[Community Radio] Pirate radio station back on air

Michelle McGuire michelle at commedia.org.uk
Thu May 12 20:22:41 BST 2005


Pirate radio station back on air

Julia Day, radio correspondent
Thursday May 12, 2005

One of the original pirate radio stations where John Peel, Kenny  
Everett and Tommy Vance kicked off their careers is making a comeback  
this weekend, 38 years after it was closed down.

Radio London, which broadcast from a rusting minesweeper moored in  
the North Sea off Essex in the late 60s, will be back on air this  
Saturday. To bypass British broadcasting regulations it is being  
beamed from the Netherlands.

Programmes for the station will be recorded live in studios in Essex  
town of Frinton-on-Sea and sent to the Netherlands where a  
transmitter will broadcast them back to the east of England on the AM  
wavelength.
It is a similar method used by the first pirate station, Radio  
Luxembourg, which broadcast to pop-starved British teenagers from the  
European principality in the 1960s, and more recently Atlantic 252,  
which broadcast to the UK from Dublin.

The Big L, as Radio London was nicknamed, will also be available on  
Sky channel 940 and streamed on the internet.
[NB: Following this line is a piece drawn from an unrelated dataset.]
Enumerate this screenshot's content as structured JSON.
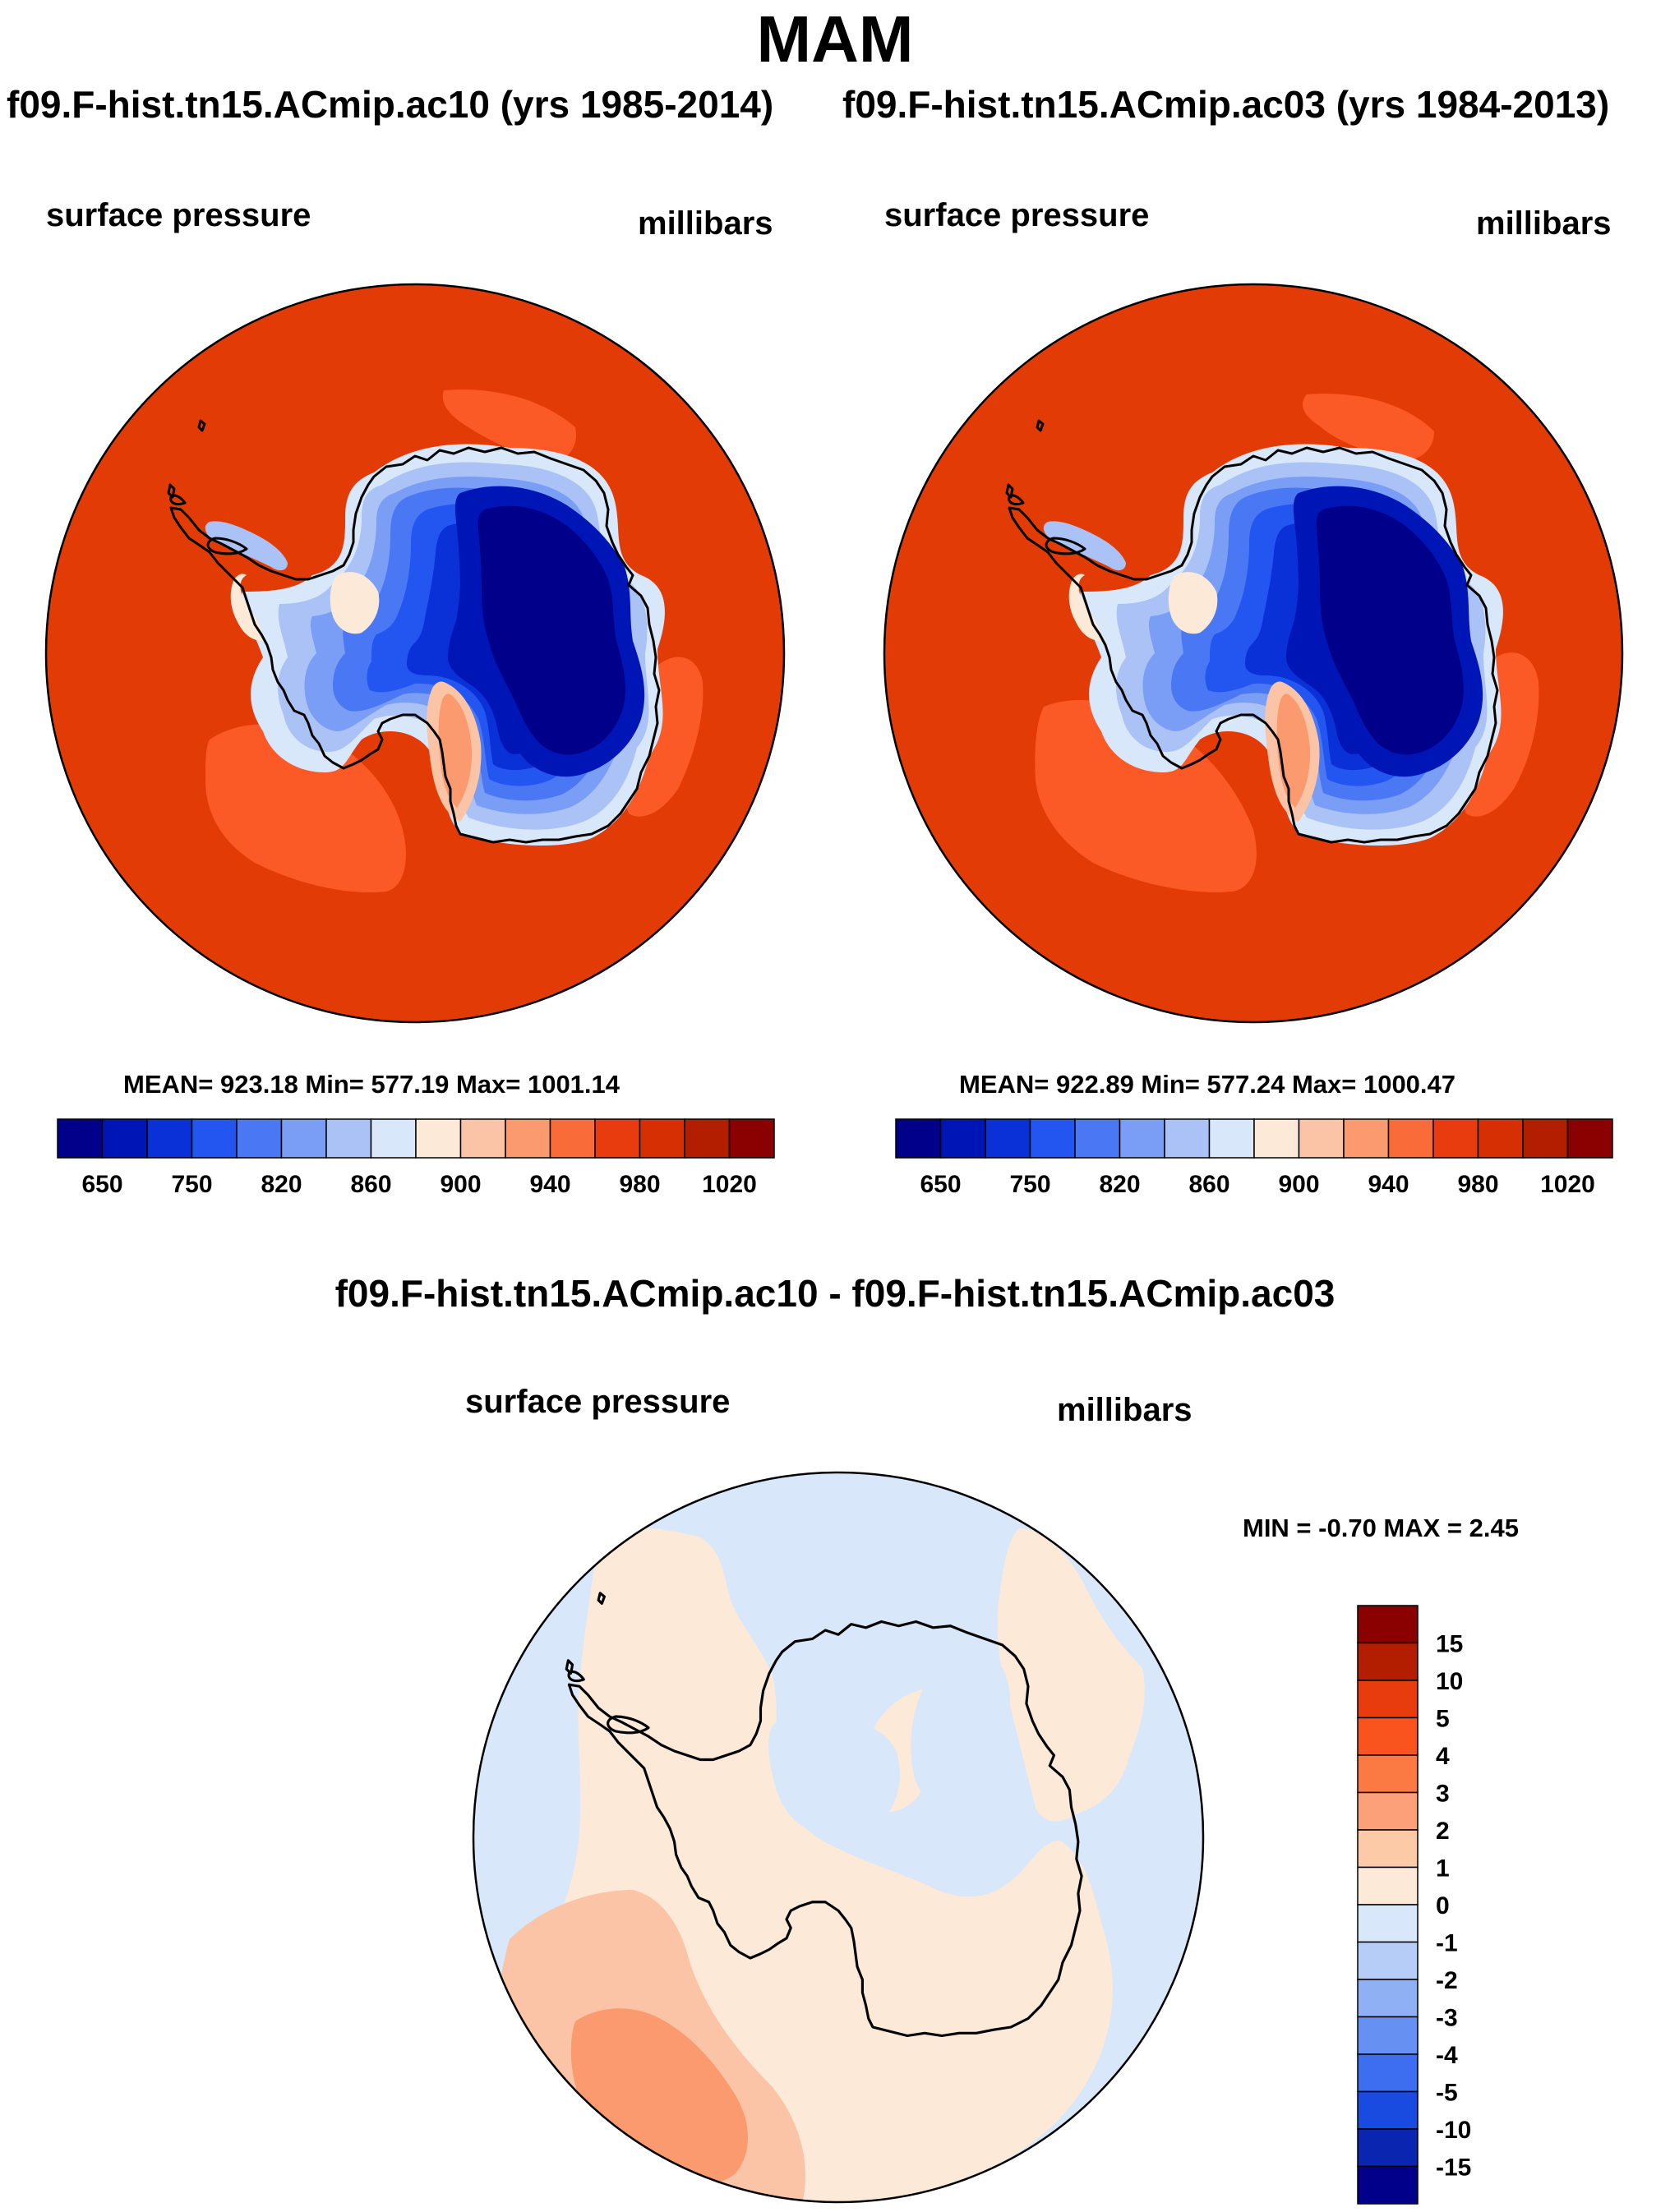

The station will be aimed resolutely at over-30s with music from the  
1950s onwards plus new tunes from the likes of Elton John and Sir  
Cliff Richard, who is helping to launch the station.

Mike Read, the former BBC Radio 1 DJ, TV's Pop Quiz presenter and  
recent I'm a Celebrity, Get Me Out of Here! intern, will broadcast a  
weekday show and hosts the station's inaugural programme.

The man behind the relaunch, Ray Anderson, was still at school when  
Radio London was last on air. For him this week's launch is the  
culmination of eight years of trying, and failing, to get a permanent  
licence for the station in the UK.

"I have been very disillusioned with the Radio Authority and now  
Ofcom. They don't allow competition in to the market and protect  
exiting franchises. I have applied for licences before for other  
projects and it's an exclusive club," he said.

So Radio London's self-confessed "number one fan" set about finding a  
way to relaunch the station bypassing the media regulator, eventually  
securing the Dutch transmission site.

Mr Anderson is pitching the station as a commercial alternative to  
BBC Radio 2, playing the best old and new music, but leaving the  
garage, jungle and techno to younger stations.

"There is a little niche there. A lot of radio has been dumbed down  
and has lost the quality and the fun. We feel there's room for a more  
intellectual approach with personality DJs, not people who just read  
from cards.

"John Peel and Kenny Everett started here and because of that the  
standard is set very high," he added.
Radio London was one of a clutch of radio stations - like Radio  
Caroline - that broadcast from ships in the North Sea.

It was not until 1973 that the country's first commercial stations,  
Capital Radio and LBC, were born.
British law only prohibited commercial radio broadcasting on land, so  
pirate stations took to the seas to exploit the legal loophole  
allowing broadcasters to transmit from offshore waters.

However, the loophole was closed in 1967 and the pirates were closed  
down. A fortnight later BBC Radio 1 was launched to cater for the  
teenagers who had become addicted to the pirate stations and many of  
the pirate DJs, like Tony Blackburn, joined Radio 1 instead.

These days pirate radio is synonymous with underground dance and  
black music stations, especially in the London area. Many new stars  
such as rapper Dizzee Rascal have attributed their success to the  
play they first received on pirate stations.

Ofcom is attempting to turn the stations legitimate by offering new  
community licences for stations run for and by local people.